Jan Saying hello after pitch 3

The final pitch is a sting in the tail and in my eyes the best bit of ground covered. It heads up a steep corner crack (above me in the photo above) and due to the ice I was forced out onto little hooks on the right wall before heading up the snow slope to the overhanging cornice. I tried to chop through but it was solid so cutting loose and a series of one arm lock off's was the way for me. Exciting with a huge run out.  



Jan once again had wide eyes as he pulled through cornice and once over he patted me on the back and began talking again “dobre dobre”  he enjoyed it then!

Magnus laughed his way through the cornice, summit shots where taken (not by me I dont have a camera) and then we glissaded most of the way down to the CIC hut and shared stories of our travels.
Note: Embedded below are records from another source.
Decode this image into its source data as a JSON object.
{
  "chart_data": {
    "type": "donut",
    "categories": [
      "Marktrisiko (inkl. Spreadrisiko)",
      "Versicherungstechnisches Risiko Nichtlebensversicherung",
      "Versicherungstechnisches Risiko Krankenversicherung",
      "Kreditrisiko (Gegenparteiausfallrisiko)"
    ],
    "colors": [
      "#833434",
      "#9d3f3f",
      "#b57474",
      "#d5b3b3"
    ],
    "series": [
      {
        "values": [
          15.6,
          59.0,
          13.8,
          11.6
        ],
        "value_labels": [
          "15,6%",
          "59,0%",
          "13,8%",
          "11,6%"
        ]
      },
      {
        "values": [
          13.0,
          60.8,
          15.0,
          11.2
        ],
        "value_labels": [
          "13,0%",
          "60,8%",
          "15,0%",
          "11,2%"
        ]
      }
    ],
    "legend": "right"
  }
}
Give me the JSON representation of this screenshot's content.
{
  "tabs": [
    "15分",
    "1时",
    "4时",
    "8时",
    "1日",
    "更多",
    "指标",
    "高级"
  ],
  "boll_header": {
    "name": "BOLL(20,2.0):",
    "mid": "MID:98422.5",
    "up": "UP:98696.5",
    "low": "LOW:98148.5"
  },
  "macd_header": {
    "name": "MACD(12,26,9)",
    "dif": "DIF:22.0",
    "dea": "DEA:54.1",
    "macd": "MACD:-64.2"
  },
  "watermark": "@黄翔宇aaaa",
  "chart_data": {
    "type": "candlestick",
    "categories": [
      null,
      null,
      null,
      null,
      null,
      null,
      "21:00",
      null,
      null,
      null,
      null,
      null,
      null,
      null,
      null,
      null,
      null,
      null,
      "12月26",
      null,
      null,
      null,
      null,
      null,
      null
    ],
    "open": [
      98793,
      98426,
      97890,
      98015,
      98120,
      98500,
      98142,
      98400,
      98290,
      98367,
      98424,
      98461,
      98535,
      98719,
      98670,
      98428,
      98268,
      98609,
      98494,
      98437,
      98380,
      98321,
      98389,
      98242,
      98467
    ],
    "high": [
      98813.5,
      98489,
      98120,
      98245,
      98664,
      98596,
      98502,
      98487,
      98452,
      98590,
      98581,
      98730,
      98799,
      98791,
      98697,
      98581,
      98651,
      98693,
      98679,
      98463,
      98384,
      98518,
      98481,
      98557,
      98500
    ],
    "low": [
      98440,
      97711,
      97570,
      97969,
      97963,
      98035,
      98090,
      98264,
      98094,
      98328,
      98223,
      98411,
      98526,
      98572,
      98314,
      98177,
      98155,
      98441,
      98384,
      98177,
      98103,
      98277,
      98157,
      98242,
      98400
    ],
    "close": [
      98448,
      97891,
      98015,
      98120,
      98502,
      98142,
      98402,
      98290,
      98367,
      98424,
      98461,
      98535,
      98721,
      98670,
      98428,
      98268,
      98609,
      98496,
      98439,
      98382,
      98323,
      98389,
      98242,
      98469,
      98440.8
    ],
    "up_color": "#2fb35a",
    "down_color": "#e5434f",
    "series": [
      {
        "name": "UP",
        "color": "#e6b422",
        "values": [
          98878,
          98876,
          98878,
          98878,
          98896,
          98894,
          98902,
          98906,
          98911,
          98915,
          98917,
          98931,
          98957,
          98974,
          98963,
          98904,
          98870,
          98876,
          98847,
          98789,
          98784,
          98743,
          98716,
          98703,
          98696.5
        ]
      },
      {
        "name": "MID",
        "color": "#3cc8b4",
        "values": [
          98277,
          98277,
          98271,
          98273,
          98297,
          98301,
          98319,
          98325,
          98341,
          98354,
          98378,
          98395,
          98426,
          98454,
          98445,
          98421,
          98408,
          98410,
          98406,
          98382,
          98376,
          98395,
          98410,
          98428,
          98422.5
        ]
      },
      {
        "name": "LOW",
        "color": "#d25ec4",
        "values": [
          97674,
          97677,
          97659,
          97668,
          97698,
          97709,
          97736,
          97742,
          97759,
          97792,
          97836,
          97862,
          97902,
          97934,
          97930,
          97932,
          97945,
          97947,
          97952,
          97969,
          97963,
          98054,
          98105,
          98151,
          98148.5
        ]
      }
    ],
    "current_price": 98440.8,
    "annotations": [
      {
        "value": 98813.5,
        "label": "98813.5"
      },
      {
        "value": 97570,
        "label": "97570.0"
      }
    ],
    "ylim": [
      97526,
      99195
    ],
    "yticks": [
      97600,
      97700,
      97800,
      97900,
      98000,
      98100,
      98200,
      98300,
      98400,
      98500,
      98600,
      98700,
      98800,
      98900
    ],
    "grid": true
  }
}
That Magnus is a funny bloke.
Magnus and Me at the top



Day 6



Well with Jan now talking to me we discussed the day ahead “gde dnes?”. He had a train to catch so we decided to hit the Norries for a short day. Again the weather was fantastic, clear skies not a breath of wind and dare I say it quite warm given that it was -3c at 900. We quickly ticked No Blue Skies VI 7 (ironically) and Honey Pot IV 6 and got back in time for tea and medals.



When I dropped Jan, Urban and Matej off at the train station I regretted that they had to leave so early. It was after all Party Night beers are best supped with friends.



And that’s were we will leave it for now …



All in all a great week



Big thanks to Becky and Nick from the BMC for organising it, My partners Ubran, Matej, Markus and Jan and also all the other Guests, Hosts and staff at Glenmore lodge.